I had candidates ask me how to select between different graduate programs; I told them what I had been told: listen to your heart. One of the joys of student affairs is that we are encouraged to analyze an institution for its fit with ourselves. I told students about how I wrestled with turning down a prestigious program and another program that was fantastic and only blocks from my comfortable Seattle life. I told them how OSU seemed to call to me, and how the stars seemed to align to bring me to little ol’ Corvallis. I told them about how wonderful it was to see the individual paths my cohort members chose–some folks are wizards at conference presentations, others are the most inspiring professionals and family-oriented persons I’ve ever met. Others, like me, faced personal challenges head-on and found unexpected pathways through our persistence.

What has transpired since 2010 is a process that astounds me. I was excited to see who I would meet on this venture into graduate school, and as I said on Twitter, I could not have asked for more. My classmates are a diverse collection of stories unfolding before my eyes.
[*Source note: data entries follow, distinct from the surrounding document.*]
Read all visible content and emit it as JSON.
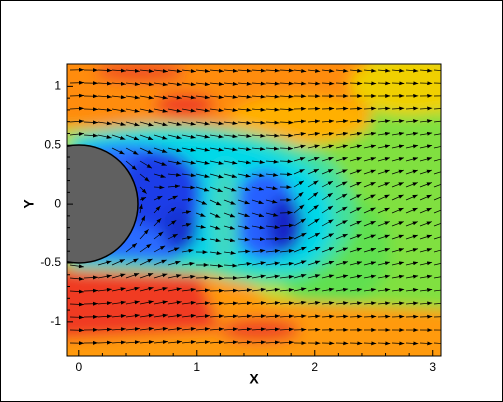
{
  "chart_data": {
    "type": "vector-contour",
    "x_label": "X",
    "y_label": "Y",
    "xlim": [
      -0.1,
      3.07
    ],
    "ylim": [
      -1.29,
      1.19
    ],
    "xticks": [
      0,
      1,
      2,
      3
    ],
    "yticks": [
      -1,
      -0.5,
      0,
      0.5,
      1
    ]
  }
}
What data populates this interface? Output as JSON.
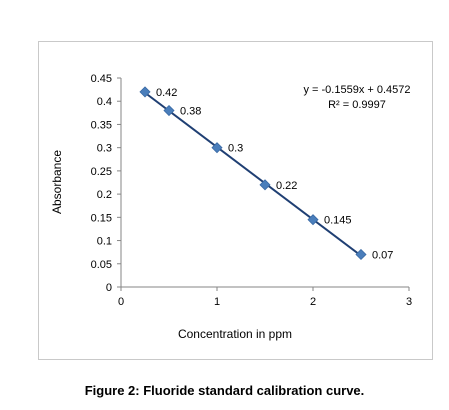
{
  "chart_data": {
    "type": "scatter",
    "title": "",
    "xlabel": "Concentration in ppm",
    "ylabel": "Absorbance",
    "xlim": [
      0,
      3
    ],
    "ylim": [
      0,
      0.45
    ],
    "x_ticks": [
      "0",
      "1",
      "2",
      "3"
    ],
    "y_ticks": [
      "0",
      "0.05",
      "0.1",
      "0.15",
      "0.2",
      "0.25",
      "0.3",
      "0.35",
      "0.4",
      "0.45"
    ],
    "series": [
      {
        "x": [
          0.25,
          0.5,
          1.0,
          1.5,
          2.0,
          2.5
        ],
        "y": [
          0.42,
          0.38,
          0.3,
          0.22,
          0.145,
          0.07
        ],
        "data_labels": [
          "0.42",
          "0.38",
          "0.3",
          "0.22",
          "0.145",
          "0.07"
        ],
        "marker": "diamond",
        "color": "#4a7ebb"
      }
    ],
    "trendline": {
      "type": "linear",
      "slope": -0.1559,
      "intercept": 0.4572,
      "color": "#1f3f73",
      "equation": "y = -0.1559x + 0.4572",
      "r_squared": "R² = 0.9997"
    },
    "grid": false,
    "legend": "none"
  },
  "caption": "Figure 2: Fluoride standard calibration curve."
}
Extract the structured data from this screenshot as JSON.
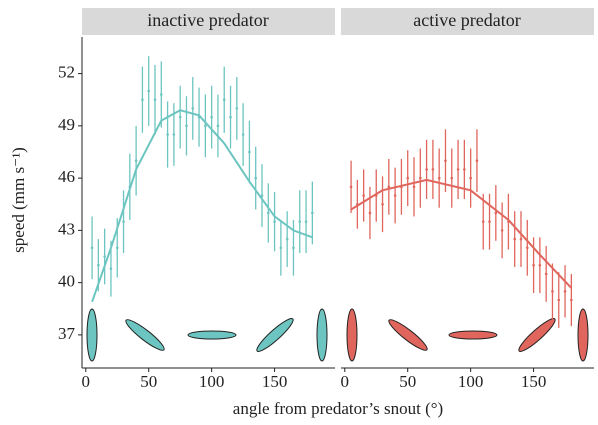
{
  "chart_data": [
    {
      "type": "scatter",
      "title": "inactive predator",
      "y_label": "speed (mm s⁻¹)",
      "x_label": "angle from predator’s snout (°)",
      "xlim": [
        -3,
        198
      ],
      "ylim": [
        35.1,
        54.1
      ],
      "xticks": [
        0,
        50,
        100,
        150
      ],
      "yticks": [
        37,
        40,
        43,
        46,
        49,
        52
      ],
      "color": "#6cc5c0",
      "x": [
        5,
        10,
        15,
        20,
        25,
        30,
        35,
        40,
        45,
        50,
        55,
        60,
        65,
        70,
        75,
        80,
        85,
        90,
        95,
        100,
        105,
        110,
        115,
        120,
        125,
        130,
        135,
        140,
        145,
        150,
        155,
        160,
        165,
        170,
        175,
        180
      ],
      "values": [
        42.0,
        41.0,
        41.5,
        40.8,
        42.0,
        43.5,
        45.5,
        47.0,
        50.5,
        51.0,
        50.5,
        50.8,
        48.5,
        48.5,
        49.5,
        49.0,
        50.0,
        49.5,
        49.0,
        49.5,
        49.0,
        50.5,
        49.5,
        50.0,
        48.5,
        47.5,
        46.0,
        45.0,
        44.0,
        43.5,
        42.0,
        42.5,
        42.0,
        43.5,
        43.5,
        44.0
      ],
      "errors": [
        1.8,
        1.5,
        1.6,
        1.6,
        1.7,
        1.8,
        1.9,
        2.0,
        1.9,
        2.0,
        2.0,
        1.9,
        1.9,
        1.8,
        1.8,
        1.7,
        1.8,
        1.7,
        1.8,
        1.8,
        1.8,
        1.9,
        1.8,
        1.8,
        1.8,
        1.8,
        1.8,
        1.8,
        1.7,
        1.7,
        1.6,
        1.6,
        1.6,
        1.8,
        1.8,
        1.8
      ],
      "fit_x": [
        5,
        20,
        40,
        60,
        75,
        90,
        110,
        130,
        150,
        165,
        180
      ],
      "fit_values": [
        38.9,
        42.0,
        46.5,
        49.3,
        49.9,
        49.6,
        48.0,
        45.8,
        43.8,
        43.0,
        42.6
      ]
    },
    {
      "type": "scatter",
      "title": "active predator",
      "xlim": [
        -3,
        198
      ],
      "ylim": [
        35.1,
        54.1
      ],
      "xticks": [
        0,
        50,
        100,
        150
      ],
      "color": "#e0665d",
      "x": [
        5,
        10,
        15,
        20,
        25,
        30,
        35,
        40,
        45,
        50,
        55,
        60,
        65,
        70,
        75,
        80,
        85,
        90,
        95,
        100,
        105,
        110,
        115,
        120,
        125,
        130,
        135,
        140,
        145,
        150,
        155,
        160,
        165,
        170,
        175,
        180
      ],
      "values": [
        45.5,
        44.5,
        45.0,
        44.0,
        45.0,
        44.5,
        45.5,
        45.0,
        45.5,
        46.0,
        45.5,
        46.0,
        46.5,
        46.5,
        46.0,
        47.0,
        46.0,
        46.5,
        46.5,
        46.0,
        47.0,
        43.5,
        43.5,
        44.0,
        43.0,
        43.5,
        42.5,
        42.5,
        42.0,
        41.0,
        41.0,
        40.5,
        39.5,
        39.0,
        39.5,
        39.0
      ],
      "errors": [
        1.5,
        1.4,
        1.5,
        1.5,
        1.5,
        1.6,
        1.6,
        1.6,
        1.6,
        1.6,
        1.7,
        1.7,
        1.7,
        1.7,
        1.7,
        1.8,
        1.7,
        1.7,
        1.7,
        1.7,
        1.8,
        1.6,
        1.6,
        1.6,
        1.6,
        1.6,
        1.6,
        1.6,
        1.6,
        1.6,
        1.6,
        1.6,
        1.6,
        1.6,
        1.5,
        1.5
      ],
      "fit_x": [
        5,
        30,
        65,
        100,
        130,
        155,
        180
      ],
      "fit_values": [
        44.2,
        45.3,
        45.9,
        45.3,
        43.6,
        41.6,
        39.7
      ]
    }
  ]
}
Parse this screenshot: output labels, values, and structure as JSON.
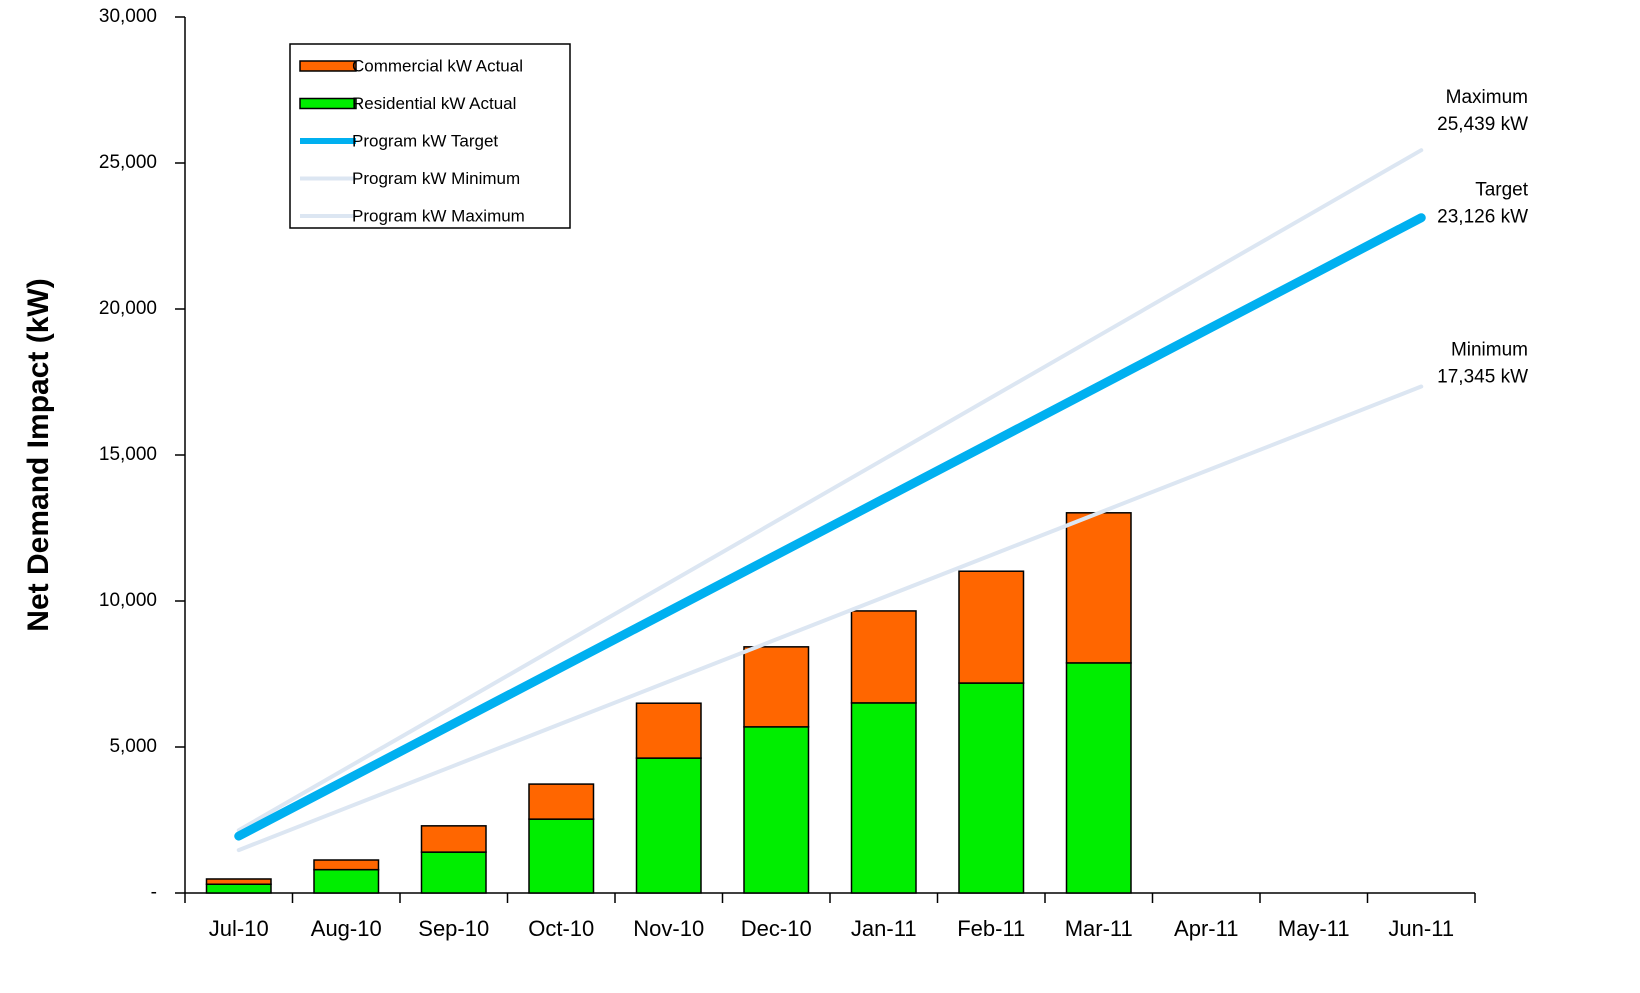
{
  "chart_data": {
    "type": "bar",
    "y_label": "Net Demand Impact (kW)",
    "categories": [
      "Jul-10",
      "Aug-10",
      "Sep-10",
      "Oct-10",
      "Nov-10",
      "Dec-10",
      "Jan-11",
      "Feb-11",
      "Mar-11",
      "Apr-11",
      "May-11",
      "Jun-11"
    ],
    "series": [
      {
        "name": "Commercial kW Actual",
        "kind": "bar",
        "color": "#ff6600",
        "values": [
          180,
          330,
          900,
          1200,
          1880,
          2740,
          3150,
          3830,
          5140,
          null,
          null,
          null
        ]
      },
      {
        "name": "Residential kW Actual",
        "kind": "bar",
        "color": "#00ee00",
        "values": [
          300,
          800,
          1400,
          2530,
          4620,
          5690,
          6510,
          7190,
          7880,
          null,
          null,
          null
        ]
      },
      {
        "name": "Program kW Target",
        "kind": "line",
        "color": "#00b0f0",
        "values": [
          1950,
          3875,
          5800,
          7725,
          9650,
          11575,
          13500,
          15425,
          17350,
          19275,
          21200,
          23126
        ]
      },
      {
        "name": "Program kW Minimum",
        "kind": "line",
        "color": "#dce6f2",
        "values": [
          1470,
          2913,
          4356,
          5799,
          7242,
          8685,
          10128,
          11571,
          13014,
          14457,
          15900,
          17345
        ]
      },
      {
        "name": "Program kW Maximum",
        "kind": "line",
        "color": "#dce6f2",
        "values": [
          2150,
          4267,
          6384,
          8501,
          10618,
          12735,
          14852,
          16969,
          19086,
          21203,
          23320,
          25439
        ]
      }
    ],
    "annotations": [
      {
        "series": 4,
        "lines": [
          "Maximum",
          "25,439 kW"
        ]
      },
      {
        "series": 2,
        "lines": [
          "Target",
          "23,126 kW"
        ]
      },
      {
        "series": 3,
        "lines": [
          "Minimum",
          "17,345 kW"
        ]
      }
    ],
    "ylim": [
      0,
      30000
    ],
    "yticks": [
      {
        "value": 0,
        "label": "-"
      },
      {
        "value": 5000,
        "label": "5,000"
      },
      {
        "value": 10000,
        "label": "10,000"
      },
      {
        "value": 15000,
        "label": "15,000"
      },
      {
        "value": 20000,
        "label": "20,000"
      },
      {
        "value": 25000,
        "label": "25,000"
      },
      {
        "value": 30000,
        "label": "30,000"
      }
    ],
    "legend": "upper left"
  }
}
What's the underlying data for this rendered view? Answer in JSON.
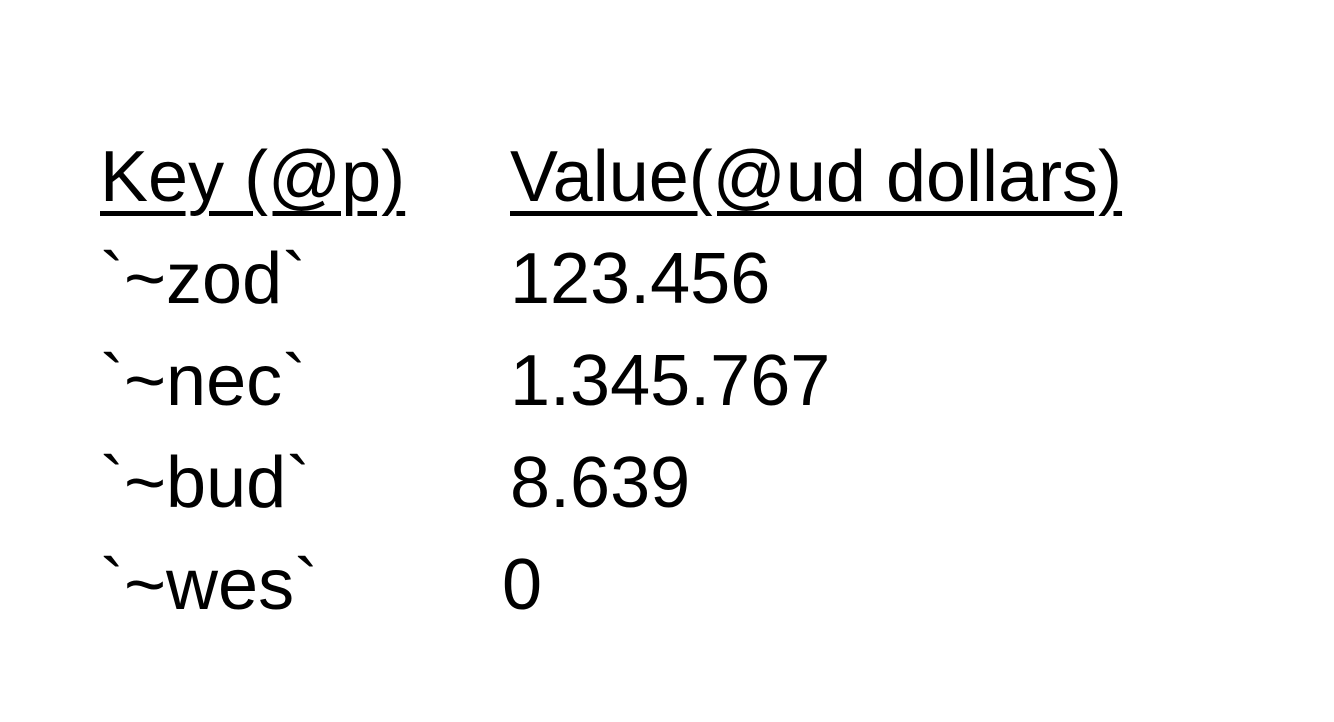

I see that with my students, too. I catch those little “ah-ha!” moments, and it’s amazing to share in those with them. I understand that the conversations I have with students today can alter the paths they choose tomorrow. Just today, I heard that a close friend’s younger sister is considering pursuing student affairs; no doubt it has to do with the influence my friend and her SA friends have had. It’s not a profession we recruit for either. It’s a profession that we carry out with passion.

I had a student ask me about the student affairs pathway the other day, and I told her all about the different journeys people I know have taken into the field. While it would be wonderful to someday work in the same field as one of my students, I also recognize how awesome it would be to just know that the conversation may have sparked an interest to search for meaning and purpose. This is not something I can quantify or put into numbers. That’s okay. What I know is that my reward comes in the pursuit of learning and purpose, and seeing how my small contributions eventually change my own course and the course of those around me.